In sommige populaire benaderingen van Paulus kom je deze gedachten tegenwoordig nog wel tegen. De Engelse journalist A.N. Wilson heeft in 1997 een boekje geschreven over Paulus (titel: Paul, the Mind of an Apostle, ook in het Nederlands vertaald) waarin hij een soortgelijk beeld van Paulus schetst. Paulus vond die Joodse Jezus in feite maar achterhaald, en wist zijn volgelingen veel meer te raken met metaforen en symboliek, afkomstig uit de mysteriegodsdiensten.

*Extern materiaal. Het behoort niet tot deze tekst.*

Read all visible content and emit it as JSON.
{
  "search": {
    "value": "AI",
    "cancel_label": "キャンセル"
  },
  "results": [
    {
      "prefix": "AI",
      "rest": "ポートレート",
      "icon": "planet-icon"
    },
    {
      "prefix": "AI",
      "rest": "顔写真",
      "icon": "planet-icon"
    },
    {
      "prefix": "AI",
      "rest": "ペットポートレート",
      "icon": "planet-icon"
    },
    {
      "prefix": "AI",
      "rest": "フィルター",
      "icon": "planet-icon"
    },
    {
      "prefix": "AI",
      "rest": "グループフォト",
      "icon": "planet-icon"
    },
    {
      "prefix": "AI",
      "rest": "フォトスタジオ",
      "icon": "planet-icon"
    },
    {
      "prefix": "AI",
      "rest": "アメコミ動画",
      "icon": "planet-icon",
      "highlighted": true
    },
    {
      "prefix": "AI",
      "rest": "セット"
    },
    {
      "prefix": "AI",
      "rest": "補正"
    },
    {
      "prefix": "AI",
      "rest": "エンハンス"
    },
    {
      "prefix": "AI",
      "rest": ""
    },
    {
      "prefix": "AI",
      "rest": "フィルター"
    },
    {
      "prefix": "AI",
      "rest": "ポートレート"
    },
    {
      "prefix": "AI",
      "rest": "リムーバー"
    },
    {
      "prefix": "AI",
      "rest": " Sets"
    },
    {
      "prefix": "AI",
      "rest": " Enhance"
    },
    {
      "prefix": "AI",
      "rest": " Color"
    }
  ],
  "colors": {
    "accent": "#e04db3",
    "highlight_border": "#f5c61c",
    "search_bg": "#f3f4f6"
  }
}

Af en toe vind je een dergelijke benadering van Paulus ook nog wel in wetenschappelijke kring, al is deze duidelijk op z’n retour. En naar mijn idee is dat terecht. Sinds de tweede wereldoorlog is er steeds meer aandacht gekomen voor Paulus’ joodse achtergrond en hoe meer men zich in de parallellen tussen Paulus en het Jodendom verdiepte, hoe meer en overtuigender men wist aan te tonen dat Paulus veel beter gelezen kan worden tegen een Joodse achtergrond dan tegen een Grieks-hellenistische achtergrond. Zeker, Paulus was ‘apostel voor de heidenen’, en inderdaad: hij was goed op de hoogte van de Grieks-Romeinse manier van leven en denken, maar toch: in de allereerste plaats was hij een Jood en dat is hij zijn leven lang gebleven. Al aan het begin van de twintigste eeuw had Albert Schweitzer dit naar voren gebracht. Hij zag in Paulus een apocalyptische Jood, die elk moment Gods ingrijpen in het wereldgebeuren verwachtte. Maar nu, na de tweede wereldoorlog, begonnen dit soort gedachten pas gehoor te vinden, mede onder invloed van de schaamte over de holocaust. Enkele belangrijke namen zijn in dit verband W.D. Davies, Herman Ridderbos, Ernst Käsemann, E.P. Sanders en James Dunn.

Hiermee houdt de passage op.